Tuesday, June 3, 2014

Book: Know the Heretics

A week ago, we looked Know the Creeds and Councils by Justin Holcomb. Released at the same time, Know the Heretics is the obvious companion volume to that first work.

Historically speaking, one finds that the creeds were often formulated by the councils in response to the heretics, after all. You can’t study them independently and get the full picture.

Holcomb’s Know the Heretics is focused on the troubles of the initial centuries of Christianity, though he pulls one heretic from the late Middle Ages. In doing so, he is cautiously avoiding labeling any major modern Christian group as heretical. There are, after all, some who would lob that title about over something as trivial as whether or not the church takes an offering. Just check the blog-argument-zone for that behavior.

By focusing on these early heretics, Holcomb aids the reader in seeing how the church responded to the various pressures. The greatest threats were not the outside, but misunderstandings within, and often these were ideas that were *almost* right.
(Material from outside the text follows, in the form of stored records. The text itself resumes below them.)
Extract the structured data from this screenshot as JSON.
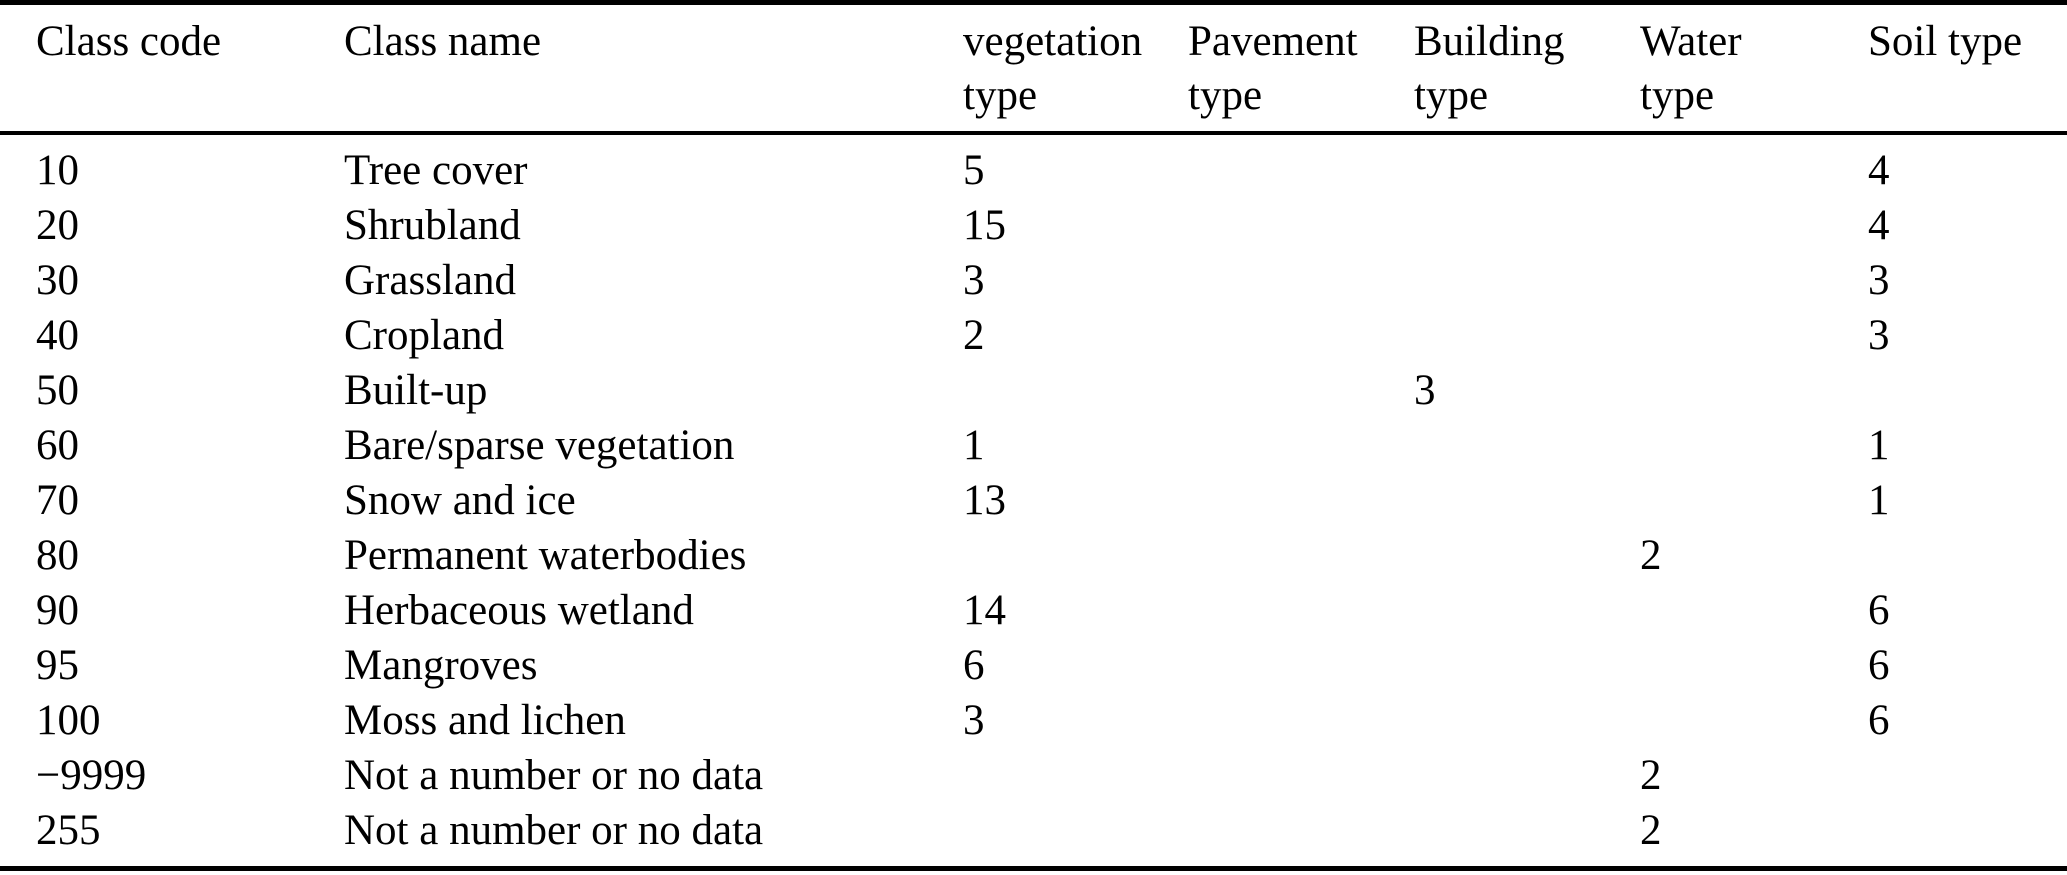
{
  "table": {
    "columns": [
      "Class code",
      "Class name",
      "vegetation\ntype",
      "Pavement\ntype",
      "Building\ntype",
      "Water\ntype",
      "Soil type"
    ],
    "fields": [
      "class_code",
      "class_name",
      "vegetation_type",
      "pavement_type",
      "building_type",
      "water_type",
      "soil_type"
    ],
    "rows": [
      {
        "class_code": "10",
        "class_name": "Tree cover",
        "vegetation_type": "5",
        "pavement_type": "",
        "building_type": "",
        "water_type": "",
        "soil_type": "4"
      },
      {
        "class_code": "20",
        "class_name": "Shrubland",
        "vegetation_type": "15",
        "pavement_type": "",
        "building_type": "",
        "water_type": "",
        "soil_type": "4"
      },
      {
        "class_code": "30",
        "class_name": "Grassland",
        "vegetation_type": "3",
        "pavement_type": "",
        "building_type": "",
        "water_type": "",
        "soil_type": "3"
      },
      {
        "class_code": "40",
        "class_name": "Cropland",
        "vegetation_type": "2",
        "pavement_type": "",
        "building_type": "",
        "water_type": "",
        "soil_type": "3"
      },
      {
        "class_code": "50",
        "class_name": "Built-up",
        "vegetation_type": "",
        "pavement_type": "",
        "building_type": "3",
        "water_type": "",
        "soil_type": ""
      },
      {
        "class_code": "60",
        "class_name": "Bare/sparse vegetation",
        "vegetation_type": "1",
        "pavement_type": "",
        "building_type": "",
        "water_type": "",
        "soil_type": "1"
      },
      {
        "class_code": "70",
        "class_name": "Snow and ice",
        "vegetation_type": "13",
        "pavement_type": "",
        "building_type": "",
        "water_type": "",
        "soil_type": "1"
      },
      {
        "class_code": "80",
        "class_name": "Permanent waterbodies",
        "vegetation_type": "",
        "pavement_type": "",
        "building_type": "",
        "water_type": "2",
        "soil_type": ""
      },
      {
        "class_code": "90",
        "class_name": "Herbaceous wetland",
        "vegetation_type": "14",
        "pavement_type": "",
        "building_type": "",
        "water_type": "",
        "soil_type": "6"
      },
      {
        "class_code": "95",
        "class_name": "Mangroves",
        "vegetation_type": "6",
        "pavement_type": "",
        "building_type": "",
        "water_type": "",
        "soil_type": "6"
      },
      {
        "class_code": "100",
        "class_name": "Moss and lichen",
        "vegetation_type": "3",
        "pavement_type": "",
        "building_type": "",
        "water_type": "",
        "soil_type": "6"
      },
      {
        "class_code": "−9999",
        "class_name": "Not a number or no data",
        "vegetation_type": "",
        "pavement_type": "",
        "building_type": "",
        "water_type": "2",
        "soil_type": ""
      },
      {
        "class_code": "255",
        "class_name": "Not a number or no data",
        "vegetation_type": "",
        "pavement_type": "",
        "building_type": "",
        "water_type": "2",
        "soil_type": ""
      }
    ],
    "colors": {
      "text": "#000000",
      "background": "#ffffff",
      "rule": "#000000"
    }
  }
}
Certainly the most helpful segment of Holcomb’s work here is the chapter defining what heresy is and isn’t. This serves as a valuable corrective to today’s rapid tossing about of the term “heresy” for any old error. I find his view in line with mine expressed here.

There is a typo/editing error on page 24, but the context makes clear what Holcomb intended. The bigger problem with the text is this: ENDNOTES. Please, Zondervan, make it stop. You’ve got a lovely explanatory note for page 96 on page 171. I’m reading to learn, not to have perfectly clean lines. And you’re laying it out on a screen, not a printing press.

All-in-all, I wouldn’t recommend this for stand alone study like I would the co-volume of Know the Creeds and Councils. Rather, I would suggest this as supplemental material as you study church history and the early church. Why? Focusing on the errors, even with providing who the primary defenders of orthodoxy were and the right answers just feels a bit off for a specific study. Instead, this makes a great reference work.

And I look forward to the deluxe hardcover edition of Know the Creeds, Councils, and Heretics that combines all this information. Especially if they let it come forth with footnotes.

Free book from Zondervan, which saved me the purchase of a book I wanted. No requirements were made on the content of the review beyond word count.